Somut uyuşmazlıkta, davacı fazla çalışma yaptığını ispatlamak üzere tanık deliline ve devir teslim defterine dayanmış, davalı tarafın da devir teslim defteri içeriğine herhangi bir itirazı olmamıştır. Hükme esas alınan bilirkişi raporunda, devir teslim defteri ile tanık beyanları birlikte değerlendirilmek suretiyle, davacının tüm çalışma dönemi için ortalama bir fazla çalışma süresi belirlenerek sonuca gidilmiştir. Ne var ki dosyada mevcut devir teslim defterleri davacının tüm çalışma dönemini kapsamamakta olup, mahkemece bu hususun göz önüne alınmaması hatalıdır. Yapılması gereken iş, devir teslim defterlerinin bulunduğu dönem yönünden bu defterlere itibar edilerek, defter bulunmayan dönem için ise tanık beyanlarına göre değerlendirme yapmak suretiyle fazla çalışma yapılıp yapılmadığını belirlemektir. Ayrıca bu değerlendirme yapılırken, kayda dayalı olarak belirlenen fazla çalışma ücreti yönünden indirim yapılmaması, tanık beyanlarına göre belirlenen fazla çalışma ücretinden ise mahkemece uygun görülecek miktarda indirim yapılması gerektiği dikkate alınmalıdır. Dosya kapsamına göre mahkemece bilirkişi raporunda belirlenen fazla çalışma alacağından bir miktar indirim yapılarak hüküm kurulduğu anlaşılmakta ise de, bu indirimin hangi gerekçe ile hangi oranda yapıldığının belirtilmemesi Hukuk Muhakemeleri Kanununun 297. maddesine aykırı olup, Mahkemece bu yönler gözetilmeksizin karar verilmesi yerinde değildir.

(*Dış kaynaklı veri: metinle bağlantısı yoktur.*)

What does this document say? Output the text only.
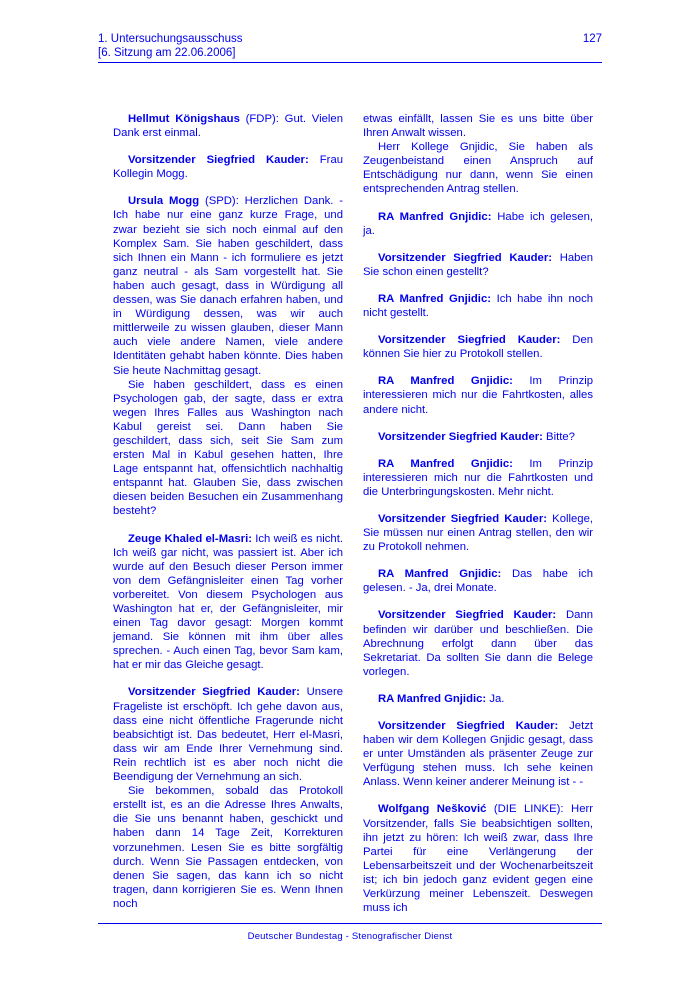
1. Untersuchungsausschuss
[6. Sitzung am 22.06.2006]
127

Hellmut Königshaus (FDP): Gut. Vielen Dank erst einmal.

Vorsitzender Siegfried Kauder: Frau Kollegin Mogg.

Ursula Mogg (SPD): Herzlichen Dank. - Ich habe nur eine ganz kurze Frage, und zwar bezieht sie sich noch einmal auf den Komplex Sam. Sie haben geschildert, dass sich Ihnen ein Mann - ich formuliere es jetzt ganz neutral - als Sam vorgestellt hat. Sie haben auch gesagt, dass in Würdigung all dessen, was Sie danach erfahren haben, und in Würdigung dessen, was wir auch mittlerweile zu wissen glauben, dieser Mann auch viele andere Namen, viele andere Identitäten gehabt haben könnte. Dies haben Sie heute Nachmittag gesagt.

Sie haben geschildert, dass es einen Psychologen gab, der sagte, dass er extra wegen Ihres Falles aus Washington nach Kabul gereist sei. Dann haben Sie geschildert, dass sich, seit Sie Sam zum ersten Mal in Kabul gesehen hatten, Ihre Lage entspannt hat, offensichtlich nachhaltig entspannt hat. Glauben Sie, dass zwischen diesen beiden Besuchen ein Zusammenhang besteht?

Zeuge Khaled el-Masri: Ich weiß es nicht. Ich weiß gar nicht, was passiert ist. Aber ich wurde auf den Besuch dieser Person immer von dem Gefängnisleiter einen Tag vorher vorbereitet. Von diesem Psychologen aus Washington hat er, der Gefängnisleiter, mir einen Tag davor gesagt: Morgen kommt jemand. Sie können mit ihm über alles sprechen. - Auch einen Tag, bevor Sam kam, hat er mir das Gleiche gesagt.

Vorsitzender Siegfried Kauder: Unsere Frageliste ist erschöpft. Ich gehe davon aus, dass eine nicht öffentliche Fragerunde nicht beabsichtigt ist. Das bedeutet, Herr el-Masri, dass wir am Ende Ihrer Vernehmung sind. Rein rechtlich ist es aber noch nicht die Beendigung der Vernehmung an sich.

Sie bekommen, sobald das Protokoll erstellt ist, es an die Adresse Ihres Anwalts, die Sie uns benannt haben, geschickt und haben dann 14 Tage Zeit, Korrekturen vorzunehmen. Lesen Sie es bitte sorgfältig durch. Wenn Sie Passagen entdecken, von denen Sie sagen, das kann ich so nicht tragen, dann korrigieren Sie es. Wenn Ihnen noch

etwas einfällt, lassen Sie es uns bitte über Ihren Anwalt wissen.

Herr Kollege Gnjidic, Sie haben als Zeugenbeistand einen Anspruch auf Entschädigung nur dann, wenn Sie einen entsprechenden Antrag stellen.

RA Manfred Gnjidic: Habe ich gelesen, ja.

Vorsitzender Siegfried Kauder: Haben Sie schon einen gestellt?

RA Manfred Gnjidic: Ich habe ihn noch nicht gestellt.

Vorsitzender Siegfried Kauder: Den können Sie hier zu Protokoll stellen.

RA Manfred Gnjidic: Im Prinzip interessieren mich nur die Fahrtkosten, alles andere nicht.

Vorsitzender Siegfried Kauder: Bitte?

RA Manfred Gnjidic: Im Prinzip interessieren mich nur die Fahrtkosten und die Unterbringungskosten. Mehr nicht.

Vorsitzender Siegfried Kauder: Kollege, Sie müssen nur einen Antrag stellen, den wir zu Protokoll nehmen.

RA Manfred Gnjidic: Das habe ich gelesen. - Ja, drei Monate.

Vorsitzender Siegfried Kauder: Dann befinden wir darüber und beschließen. Die Abrechnung erfolgt dann über das Sekretariat. Da sollten Sie dann die Belege vorlegen.

RA Manfred Gnjidic: Ja.

Vorsitzender Siegfried Kauder: Jetzt haben wir dem Kollegen Gnjidic gesagt, dass er unter Umständen als präsenter Zeuge zur Verfügung stehen muss. Ich sehe keinen Anlass. Wenn keiner anderer Meinung ist - -

Wolfgang Nešković (DIE LINKE): Herr Vorsitzender, falls Sie beabsichtigen sollten, ihn jetzt zu hören: Ich weiß zwar, dass Ihre Partei für eine Verlängerung der Lebensarbeitszeit und der Wochenarbeitszeit ist; ich bin jedoch ganz evident gegen eine Verkürzung meiner Lebenszeit. Deswegen muss ich

Deutscher Bundestag - Stenografischer Dienst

Ayrıca, tanık beyanlarına göre fazla çalışma süresinin belirlenmesi halinde, tanıkların davacının çalışma düzenini bilen ve gören kimseler olması gerektiği açıktır. Somut uyuşmazlıkta, davacının iki ayrı şubede görev yaptığı, beyanına itibar edilen davacı tanıklarının ise davacı ile birlikte çalıştıkları sürenin sınırlı olduğu anlaşılmaktadır. Mahkemece, tanıkların davacı ile birlikte çalıştıkları süre açıklığa kavuşturularak sonucuna göre değerlendirme yapılması gerekirken, tanıkların davacının tüm çalışma dönemi hakkında bilgi sahibi olduklarının kabulü ile buna göre fazla çalışma süresinin belirlenmesi doğru olmamıştır.
Davacı dava dilekçesinde hafta içi günlük çalışma düzeninin 08.30-08.45 ile 19.00-19.30 şeklinde olduğunu, cumartesi günleri ise 10.30-18.00 saatleri arasında çalıştığını bildirdiği halde, Mahkemece hafta içi 20.00‘ye kadar çalıştığının, cumartesi günleri ise 10.00’da işe başladığının kabulü hatalıdır.
Kabule göre de, hükme esas alınan bilirkişi raporunda günlük çalışma süresi on bir saat on beş dakika belirlendiği halde, bu süreden bir buçuk saat yerine bir saat ara dinlenme süresi mahsup edilmesi ayrı bir hatalı yöndür.
Yukarıda belirtilen sebeplerden kararın bozulması gerekmiştir.
Sonuç: Temyiz olunan hükmün yukarıda açıklanan sebeplerden BOZULMASINA, peşin alınan temyiz harcının istek halinde ilgililere iadesine, 18.09.2018 tarihinde oybirliği ile karar verildi.